Far riemergere un artista  sconosciuto, completamente dimenticato con una significativa Opus, non si presenta comunemente nella storia dell’arte moderna. E’ molto forte la luce proiettata sul moderno sviluppo di una presenza artistica appesantita al suo inizio su tutte le avanguardie di qualche significato.
Innanzi tutto nel campo del moderno classico ogni vincolo sembra spento, anche se esaminato localmente e riportato da pubblicazioni di critica e storia dell’arte. Un’opera come quella del pittore Christian Hess (1895 – 1944) che partendo dall’Italia viene condotta con una mostra itinerante attraverso l’Europa, può essere un esempio che non ci si può cullare in sicurezze in tutte le informazioni. E’ senza dubbio che Hess raggiunge fra gli artisti della sua generazione un significativo rango e ciò non per un qualsiasi punto di vista regionale, ma in generale per l’arco della pittura tedesca di quei decenni.

Particolari circostanze biografiche hanno spostato di molto lo sguardo su Hess. Il pittore nato a Bolzano nel 1895 e cresciuto pittore in Innsbruck, che qui studiò alla Staatsgewerbe e che fu poi attivo nella fabbrica di ceramiche Kuntner a Brunico, sono poche vantaggiose relazioni, che, come mostra il suo ulteriore sviluppo non possono bastare, per considerare un artista specificamente tirolese, e dopo la permanenza sul fronte occidentale studiò all’Accademia di Monaco con il prof. Becker Gundhal. Quindi iniziò una continua vita girovaga che lo condusse attraverso mezza Europa sia in base ad ordinazioni (affreschi, ritratti) sia come viaggiatore artistico.
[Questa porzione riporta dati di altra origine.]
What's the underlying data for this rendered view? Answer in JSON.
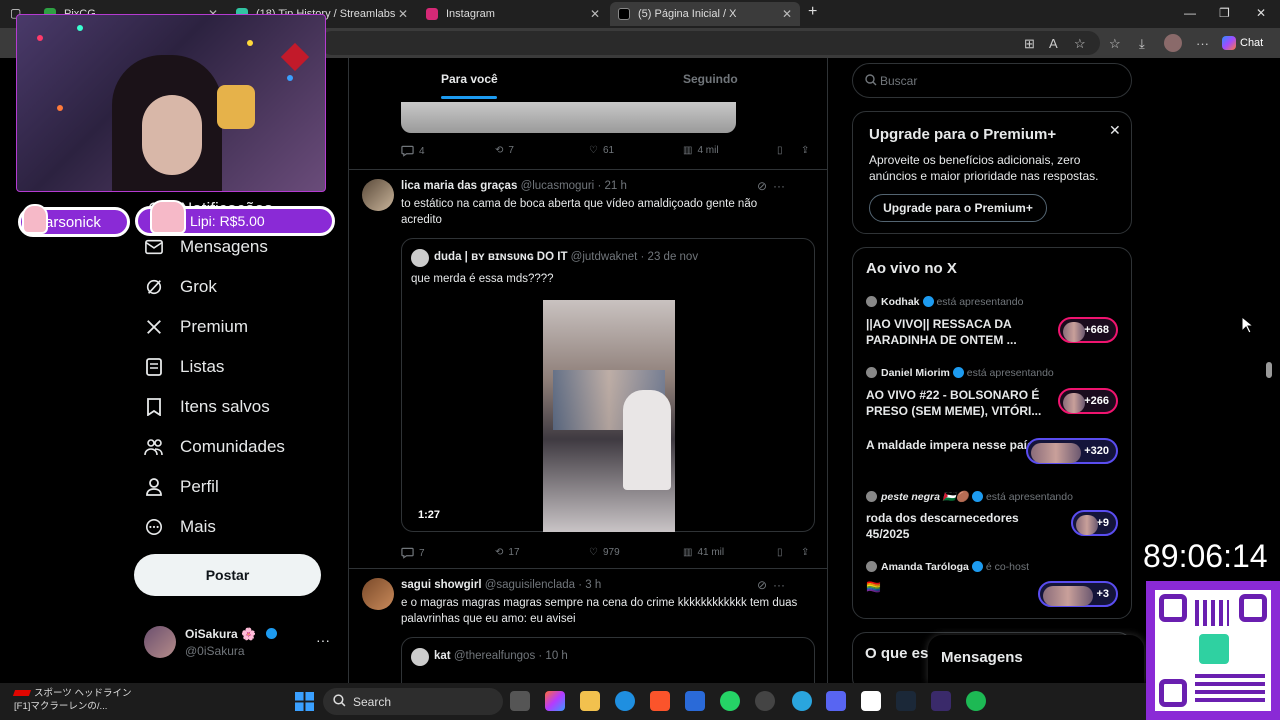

Punti fermi erano le sue visite a Messina presso la sorella sposata ed il rapporto con Monaco, dove espose molto e dove si legò al cosiddetto movimento della Juryfreie.
Dopo gli avvenimenti del 1933 tentò di stabilirsi in Svizzera ma visse la maggior parte a Messina fino al 1940 quando ritornò in Germania. Gli ultimi anni segnati dalla malattia egli li trascorse a Monaco e nel Tirolo; ferito in un bombardamento ad Innsbruck morì nel 1944 a Schwaz. Sebbene Hess avesse una grande cerchia di amici, tra cui Max Beckmann, Karl Hofer e praticamente tutti i “moderni monacensi” fu conosciuto molto poco attraverso le sue opere. Da alcuni anni la famiglia della sorella, presso cui è custodito quasi tutto il suo patrimonio artistico, iniziò con l’aiuto delle autorità regionali ed anche del Goethe Institut di Palermo, ad occuparsi della pubblicazione di quest’opera, il che è diventato possibile su ampia base con la mostra itinerante ed un ricco catalogo.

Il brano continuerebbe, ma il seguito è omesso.